Quels souvenirs gardez-vous de la
période où vous n’étiez encore qu’un simple spectateur des Chorégies ?
Une superbe Carmen
de Raymond Rouleau, en 1961, avec une distribution française merveilleuse :
Jane Rhodes aussi grande interprète de ce rôle que Béatrice Uria Monzon,
aujourd’hui, et Gabriel Bacquier dans le rôle d’Escamillo.
Du côté de ce
qu’il ne fallait pas faire, l’exemple qui me reste est celui d’une mise en
scène de l’Opéra Comique pour Lakmé, mise en scène plaquée, telle quelle,
devant le Mur : ça ne marchait pas du tout !
Je suis allé
à l’Opéra dés l’âge de sept ou huit ans. Je suivais deux voies
parallèles : je me destinais à être expert-comptable pour obéir à mon père
( c’est ce que l’on faisait à cette époque) et j’étais critique au Provençal
durant mon temps libre. Cela a duré une quinzaine d’années puisque j’ai
commencé à dix-neuf ans. Cette première expérience m’a beaucoup aidé dans ma
vie professionnelle : je sais respecter la liberté de la presse, la
liberté de la critique. Je déplore
simplement qu’un critique qui n’a pas apprécié une œuvre – libre à lui – oublie
de dire quand le public, lui, a aimé : ce fût le cas pour Catherine Naglestad dans Tosca en 2010, peu appréciée par la critique
mais ovationnée par le public.
J’ai aussi été président des amis du Théâtre à
Avignon. Cela m’a donné une autre façon de regarder les choses : savoir
être du côté du spectateur, avoir une bonne lucidité, que je pense avoir
conservé aujourd’hui. Je dois suivre de près toutes les répétitions, et
j’essaye cependant de garder cet œil extérieur, celui du spectateur.
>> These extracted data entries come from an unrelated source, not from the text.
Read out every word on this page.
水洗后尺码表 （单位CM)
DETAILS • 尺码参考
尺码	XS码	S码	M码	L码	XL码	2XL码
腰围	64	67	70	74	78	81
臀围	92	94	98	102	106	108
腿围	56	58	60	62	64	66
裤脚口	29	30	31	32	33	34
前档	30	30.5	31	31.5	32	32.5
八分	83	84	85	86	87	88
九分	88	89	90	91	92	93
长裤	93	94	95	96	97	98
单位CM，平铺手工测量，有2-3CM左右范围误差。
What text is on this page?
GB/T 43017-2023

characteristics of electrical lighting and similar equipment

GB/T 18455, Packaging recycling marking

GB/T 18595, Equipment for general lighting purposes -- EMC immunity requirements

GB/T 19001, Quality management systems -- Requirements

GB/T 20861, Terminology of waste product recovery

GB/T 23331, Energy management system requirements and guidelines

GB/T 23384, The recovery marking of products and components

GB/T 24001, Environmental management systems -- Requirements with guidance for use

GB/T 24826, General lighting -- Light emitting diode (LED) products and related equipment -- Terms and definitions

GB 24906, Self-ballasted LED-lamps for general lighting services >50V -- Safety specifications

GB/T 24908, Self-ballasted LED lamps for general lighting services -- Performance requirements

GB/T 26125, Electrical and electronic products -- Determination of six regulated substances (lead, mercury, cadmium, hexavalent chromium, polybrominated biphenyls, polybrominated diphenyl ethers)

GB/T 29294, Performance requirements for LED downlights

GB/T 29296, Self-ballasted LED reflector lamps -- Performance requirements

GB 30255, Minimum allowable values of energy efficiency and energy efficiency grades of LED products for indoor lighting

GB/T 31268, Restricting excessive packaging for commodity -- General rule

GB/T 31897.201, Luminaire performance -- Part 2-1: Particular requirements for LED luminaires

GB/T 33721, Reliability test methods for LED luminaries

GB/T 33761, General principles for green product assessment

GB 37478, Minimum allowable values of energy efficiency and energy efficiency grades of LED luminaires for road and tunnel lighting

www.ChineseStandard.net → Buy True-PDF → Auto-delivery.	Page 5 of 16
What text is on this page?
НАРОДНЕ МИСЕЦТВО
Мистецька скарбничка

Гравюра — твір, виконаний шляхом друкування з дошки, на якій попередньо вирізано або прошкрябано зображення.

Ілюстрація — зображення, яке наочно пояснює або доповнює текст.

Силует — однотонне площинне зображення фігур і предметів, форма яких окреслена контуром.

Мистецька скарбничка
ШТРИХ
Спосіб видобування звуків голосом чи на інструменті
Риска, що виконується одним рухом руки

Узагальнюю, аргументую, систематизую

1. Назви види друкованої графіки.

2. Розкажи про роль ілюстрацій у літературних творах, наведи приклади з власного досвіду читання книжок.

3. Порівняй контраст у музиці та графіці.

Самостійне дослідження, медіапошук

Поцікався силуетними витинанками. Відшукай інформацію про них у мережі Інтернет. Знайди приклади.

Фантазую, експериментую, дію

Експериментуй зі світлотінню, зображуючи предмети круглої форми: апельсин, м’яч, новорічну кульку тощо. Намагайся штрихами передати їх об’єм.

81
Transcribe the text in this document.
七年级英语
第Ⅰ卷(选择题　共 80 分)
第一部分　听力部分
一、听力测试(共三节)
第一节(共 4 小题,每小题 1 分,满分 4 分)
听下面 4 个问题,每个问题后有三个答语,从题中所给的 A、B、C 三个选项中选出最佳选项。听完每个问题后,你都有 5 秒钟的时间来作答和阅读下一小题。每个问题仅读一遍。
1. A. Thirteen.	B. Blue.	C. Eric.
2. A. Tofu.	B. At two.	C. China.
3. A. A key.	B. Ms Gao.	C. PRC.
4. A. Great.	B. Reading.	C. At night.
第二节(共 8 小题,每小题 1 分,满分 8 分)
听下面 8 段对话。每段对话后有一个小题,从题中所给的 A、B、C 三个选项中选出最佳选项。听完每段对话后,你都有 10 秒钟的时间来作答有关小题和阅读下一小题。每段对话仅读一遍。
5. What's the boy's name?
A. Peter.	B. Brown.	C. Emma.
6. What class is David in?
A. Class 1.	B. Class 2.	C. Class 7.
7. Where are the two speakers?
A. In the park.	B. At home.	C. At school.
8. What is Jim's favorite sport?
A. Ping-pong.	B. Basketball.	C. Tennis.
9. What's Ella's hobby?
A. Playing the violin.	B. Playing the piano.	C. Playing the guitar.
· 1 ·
Vous avez donc acquis deux regards
différents ?
Je dirais même
trois regards différentes qui m’ont conduit à assumer une triple
responsabilité : artistique, administrative et financière.
Dialogue, désaccords ou disputes, tout se
passe donc à l’intérieur de votre seule tête ?
Tout à fait,
c’est avec moi-même que je dialogue ou que je me dispute.
Responsable
du budget de production et en même temps responsable artistique, je sais que je
dois amender le budget, demander des économies, sans pour autant, altérer le
projet artistique. Parfois, il vaut mieux suggérer de repartir sur d’autres
bases plutôt que de dénaturer à force, d’enlever, enlever… De cette double
responsabilité naît, sans doute, une cohérence.
Et
vos deux meilleurs souvenirs de directeur des Chorégies ?
Elektra en 1991
avec Gwyneth Jones et Léonie Rysaneck, deux chanteuses et deux actrices
exceptionnelles, puis Don Carlo avec Montserrat Caballé dans la mise en scène de Jean-Claude Auvray en
1984 avec les peintures de Jean-Claude Chambas et ses éclats de rouge sur le
Mur du Théâtre antique.
Dans les souvenirs
vraiment forts, il y a aussi la réaction de Barbara Hendrix, qui m’a appelé
tout de suite après les inondations de Vaison la Romaine, pour
proposer de faire quelque chose : en quatre jours on a monté un
concert ! Cinq mille personnes sont venues et la totalité des recettes a
été donnée aux sinistrés.
Il y a aussi eu Georges Prêtre en 1999, le voir malaxer
cette musique, c’était incroyable !
C’est un de mes plus beaux souvenirs : un homme qui ne bat pas la
musique mais qui « donne des intentions ».
Quels sont les
artistes pour qui les Chorégies ont vraiment compté ?
Evidemment, Roberto
Alagna, le fidèle : de 1993 pour sa première Traviata jusqu’en 2009
pour Cavalliera Rusticana et Pagliacci,
il a chanté tous les ans. Courte interruption en ce moment puisqu’on le
trouvera dés 2012 dans Turandot et pour sa prise de rôle dans Samson et
Dalila de St Saëns en 2014.
Vittorio Grigolo a aussi vu sa carrière démarrer vraiment
à Orange avec Le Requiem de Verdi en 2008, suivi de La Traviata en 2009.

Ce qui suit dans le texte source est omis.